An R function to fill abbreviated genus names in a list of species

DATE: 2018-10-15

AUTHOR: John L. Godlee

I had a list of species names written up by a colleague, but the colleague had abbreviated subsequent adjacent instances of a genus in the list to the first letter of the genus with a dot after it, which is common in written prose, but is pretty daft in a dataset.

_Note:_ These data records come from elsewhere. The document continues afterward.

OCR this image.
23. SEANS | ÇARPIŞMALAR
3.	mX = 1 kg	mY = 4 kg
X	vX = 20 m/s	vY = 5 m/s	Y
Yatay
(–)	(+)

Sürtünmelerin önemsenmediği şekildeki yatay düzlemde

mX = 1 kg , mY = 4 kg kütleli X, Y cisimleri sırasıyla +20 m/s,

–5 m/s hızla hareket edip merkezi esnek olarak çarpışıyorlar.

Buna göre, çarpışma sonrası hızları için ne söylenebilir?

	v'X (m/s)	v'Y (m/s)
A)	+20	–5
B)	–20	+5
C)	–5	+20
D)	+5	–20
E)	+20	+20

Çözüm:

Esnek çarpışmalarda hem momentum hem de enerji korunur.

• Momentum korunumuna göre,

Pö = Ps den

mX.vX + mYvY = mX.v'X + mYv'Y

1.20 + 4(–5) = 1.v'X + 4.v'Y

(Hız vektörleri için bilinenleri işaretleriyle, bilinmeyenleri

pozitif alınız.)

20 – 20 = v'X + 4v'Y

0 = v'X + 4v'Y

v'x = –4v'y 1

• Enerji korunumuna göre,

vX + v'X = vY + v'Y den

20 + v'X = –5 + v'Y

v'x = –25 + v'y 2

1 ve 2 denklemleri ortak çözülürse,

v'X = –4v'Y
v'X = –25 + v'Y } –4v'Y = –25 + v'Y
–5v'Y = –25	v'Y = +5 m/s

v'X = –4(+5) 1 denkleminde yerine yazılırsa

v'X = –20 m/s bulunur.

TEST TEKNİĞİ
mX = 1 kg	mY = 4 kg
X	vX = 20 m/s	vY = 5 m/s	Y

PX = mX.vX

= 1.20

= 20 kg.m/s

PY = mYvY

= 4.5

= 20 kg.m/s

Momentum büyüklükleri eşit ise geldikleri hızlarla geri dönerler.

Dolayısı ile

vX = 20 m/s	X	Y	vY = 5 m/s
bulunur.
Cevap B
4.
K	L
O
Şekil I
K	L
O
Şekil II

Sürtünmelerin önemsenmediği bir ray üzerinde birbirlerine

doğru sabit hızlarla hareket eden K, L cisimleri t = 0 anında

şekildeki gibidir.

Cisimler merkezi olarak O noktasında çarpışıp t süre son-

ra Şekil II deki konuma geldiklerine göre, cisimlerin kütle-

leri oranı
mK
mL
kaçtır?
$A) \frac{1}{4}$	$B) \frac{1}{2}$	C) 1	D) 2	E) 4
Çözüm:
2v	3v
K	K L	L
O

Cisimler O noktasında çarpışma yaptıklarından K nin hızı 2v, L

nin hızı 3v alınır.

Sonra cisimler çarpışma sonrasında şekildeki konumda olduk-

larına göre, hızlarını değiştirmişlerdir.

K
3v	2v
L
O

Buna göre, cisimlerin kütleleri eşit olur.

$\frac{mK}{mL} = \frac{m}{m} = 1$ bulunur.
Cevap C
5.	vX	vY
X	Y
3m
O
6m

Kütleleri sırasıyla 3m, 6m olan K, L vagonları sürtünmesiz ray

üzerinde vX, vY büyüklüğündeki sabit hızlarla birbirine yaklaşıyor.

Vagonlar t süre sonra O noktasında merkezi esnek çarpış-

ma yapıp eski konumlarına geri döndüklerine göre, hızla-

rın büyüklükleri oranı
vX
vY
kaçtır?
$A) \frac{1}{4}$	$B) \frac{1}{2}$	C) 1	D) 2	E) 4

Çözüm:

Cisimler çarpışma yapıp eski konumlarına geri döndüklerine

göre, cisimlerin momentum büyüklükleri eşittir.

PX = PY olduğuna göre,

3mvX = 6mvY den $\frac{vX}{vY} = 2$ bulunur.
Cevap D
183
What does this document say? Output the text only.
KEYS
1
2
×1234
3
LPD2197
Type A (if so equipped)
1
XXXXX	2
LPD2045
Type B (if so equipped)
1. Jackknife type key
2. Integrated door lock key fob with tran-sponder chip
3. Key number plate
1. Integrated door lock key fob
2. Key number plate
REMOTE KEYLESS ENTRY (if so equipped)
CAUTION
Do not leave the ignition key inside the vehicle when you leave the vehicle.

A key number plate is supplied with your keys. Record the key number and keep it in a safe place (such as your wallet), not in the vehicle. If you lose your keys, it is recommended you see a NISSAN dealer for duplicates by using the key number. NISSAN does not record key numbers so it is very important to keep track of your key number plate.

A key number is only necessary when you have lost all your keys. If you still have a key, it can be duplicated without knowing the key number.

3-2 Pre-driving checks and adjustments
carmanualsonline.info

Instead of going through and manually writing in all the genus names, I wrote a function in R to do it for me:

fill.genus <- function(x, abbrev = "."){
    rel_enc <- rle(as.character(x))
    empty <- which(grepl("\\.", rel_enc$value))
    rel_enc$values[empty] <- rel_enc$value[empty-1]
    inverse.rle(rel_enc)
}

So if the dataset looks like this:

genus <- c("Tapiphyllum",
    "Terminalia",
    "T.",
    "Tortuga",
    "T.",
    "Vangueriopsis",
    "V.",
    "V.",
    "Xeroderris",
    "Xylopia",

The output of fill.genus(genus) would look like:

c("Tapiphyllum",
    "Terminalia",
    "Terminalia",
    "Tortuga",
    "Tortuga",
    "Vangueriopsis",
    "Vangueriopsis",
    "Vangueriopsis",
    "Xeroderris",
    "Xylopia",